Many of the passengers would suffer extreme injuries from the changes of velocity (up to 230 mph based on a loop radius of 3 x ship length) and rotation (unlike rollercoasters, or even airplanes during simple take-off and landing, passengers aren't normally strapped down).
How fast would the water have to be traveling for this to actually work? Pretty sure there was a waterslide built with a loop once and it infamously didn't work, but those work on gravity alone. With enough pressure it should be able to loop, right? Or would it just get wonky because it's a fluid? 🤔
I feel like this could be one of those things that works perfectly if you make a small model, but won't ever scale up due to reasons.
I was actually more curious about the water itself and forgot we were even talking about a boat lol. Could you force that much through an open loop without it sloshing back inward?
And it's just a drawing but I'm trying to realize it in actual size. Cruise ships are huge, pushing 250 or so feet out of the water. That's considered a high-rise in the construction world.
Now I look at that loopdy-lopp and say hey, that boat could fit.

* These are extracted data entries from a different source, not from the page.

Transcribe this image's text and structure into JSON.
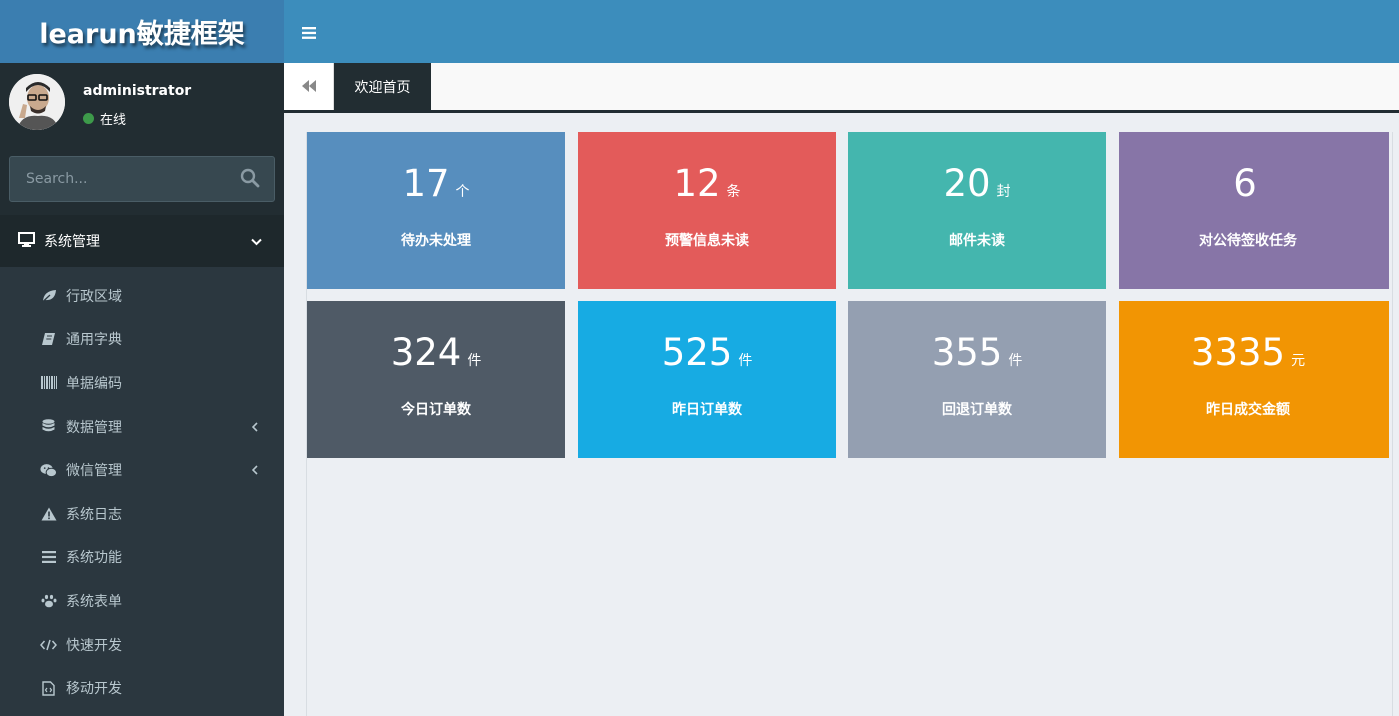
{
  "app": {
    "logo_text": "learun敏捷框架"
  },
  "user": {
    "name": "administrator",
    "status": "在线"
  },
  "search": {
    "placeholder": "Search..."
  },
  "menu": {
    "header": "系统管理",
    "items": [
      {
        "label": "行政区域",
        "icon": "leaf-icon",
        "has_children": false
      },
      {
        "label": "通用字典",
        "icon": "book-icon",
        "has_children": false
      },
      {
        "label": "单据编码",
        "icon": "barcode-icon",
        "has_children": false
      },
      {
        "label": "数据管理",
        "icon": "database-icon",
        "has_children": true
      },
      {
        "label": "微信管理",
        "icon": "wechat-icon",
        "has_children": true
      },
      {
        "label": "系统日志",
        "icon": "warning-icon",
        "has_children": false
      },
      {
        "label": "系统功能",
        "icon": "list-icon",
        "has_children": false
      },
      {
        "label": "系统表单",
        "icon": "paw-icon",
        "has_children": false
      },
      {
        "label": "快速开发",
        "icon": "code-icon",
        "has_children": false
      },
      {
        "label": "移动开发",
        "icon": "file-code-icon",
        "has_children": false
      }
    ]
  },
  "tabs": {
    "active": "欢迎首页"
  },
  "cards": [
    {
      "value": "17",
      "unit": "个",
      "label": "待办未处理",
      "color": "#578ebe"
    },
    {
      "value": "12",
      "unit": "条",
      "label": "预警信息未读",
      "color": "#e35b5a"
    },
    {
      "value": "20",
      "unit": "封",
      "label": "邮件未读",
      "color": "#44b6ae"
    },
    {
      "value": "6",
      "unit": "",
      "label": "对公待签收任务",
      "color": "#8775a7"
    },
    {
      "value": "324",
      "unit": "件",
      "label": "今日订单数",
      "color": "#4f5a66"
    },
    {
      "value": "525",
      "unit": "件",
      "label": "昨日订单数",
      "color": "#17abe3"
    },
    {
      "value": "355",
      "unit": "件",
      "label": "回退订单数",
      "color": "#949fb1"
    },
    {
      "value": "3335",
      "unit": "元",
      "label": "昨日成交金额",
      "color": "#f29503"
    }
  ],
  "colors": {
    "header": "#3c8dbc",
    "logo_bg": "#3b7eb0",
    "sidebar": "#2b373f",
    "sidebar_dark": "#222d32"
  }
}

I'm ignoring all the other physics and shit and just Matchbox car'g that boat through that loop. That makes that loop like, what, 1000 feet? And that is ignoring the structure beneath the surface, and also the other dimensions of this, and the sheer velocity and volume of water.

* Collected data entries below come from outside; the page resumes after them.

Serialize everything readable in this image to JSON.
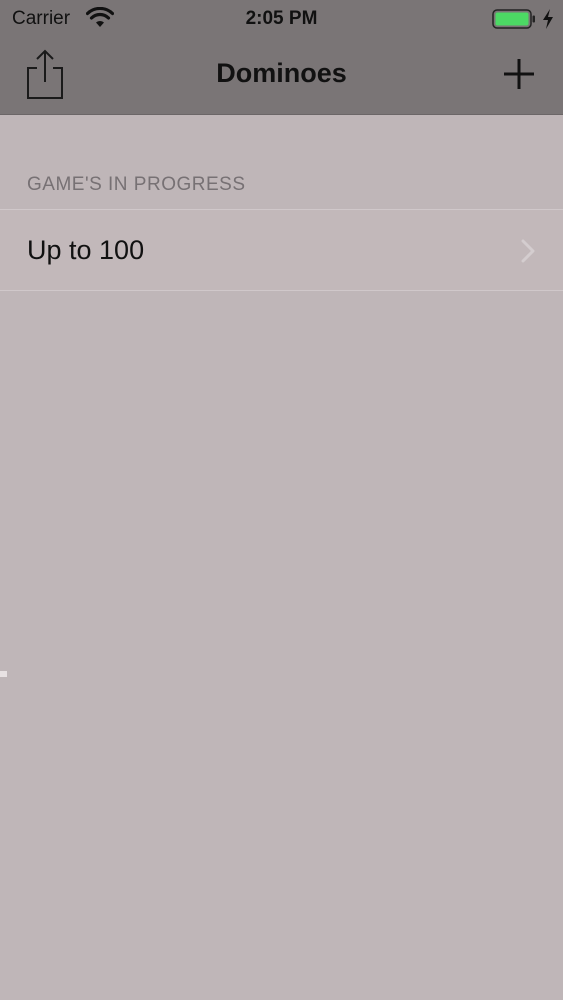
{
  "status_bar": {
    "carrier": "Carrier",
    "time": "2:05 PM",
    "wifi_icon": "wifi-icon",
    "battery_icon": "battery-icon",
    "battery_color": "#4cd964",
    "charging_icon": "bolt-icon"
  },
  "nav": {
    "title": "Dominoes",
    "left_icon": "share-icon",
    "right_icon": "plus-icon"
  },
  "section": {
    "header": "GAME'S IN PROGRESS"
  },
  "games": [
    {
      "label": "Up to 100",
      "accessory_icon": "chevron-right-icon"
    }
  ],
  "colors": {
    "bar_background": "#7a7576",
    "page_background": "#bfb6b8",
    "section_header": "#777174"
  }
}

So I'm gonna call this one a hard maybe. Perhaps if the world could set aside it's differences, we could do a sort of space race, but instead a ship flip, or a boat float, or some other rhyme.
You just have to go fast enough. The minimum speed keeping you from falling out of a circular loop is sqrt(gr), with gravitational acceleration g and loop radius r. 10m radius requires 36km/h, which might be suitable for a Jetski. Larger ships need bigger loops to physically fit, and consequently larger speeds. It's quite surprising, but a monstrous 100m radius loop needs less than 120km/h.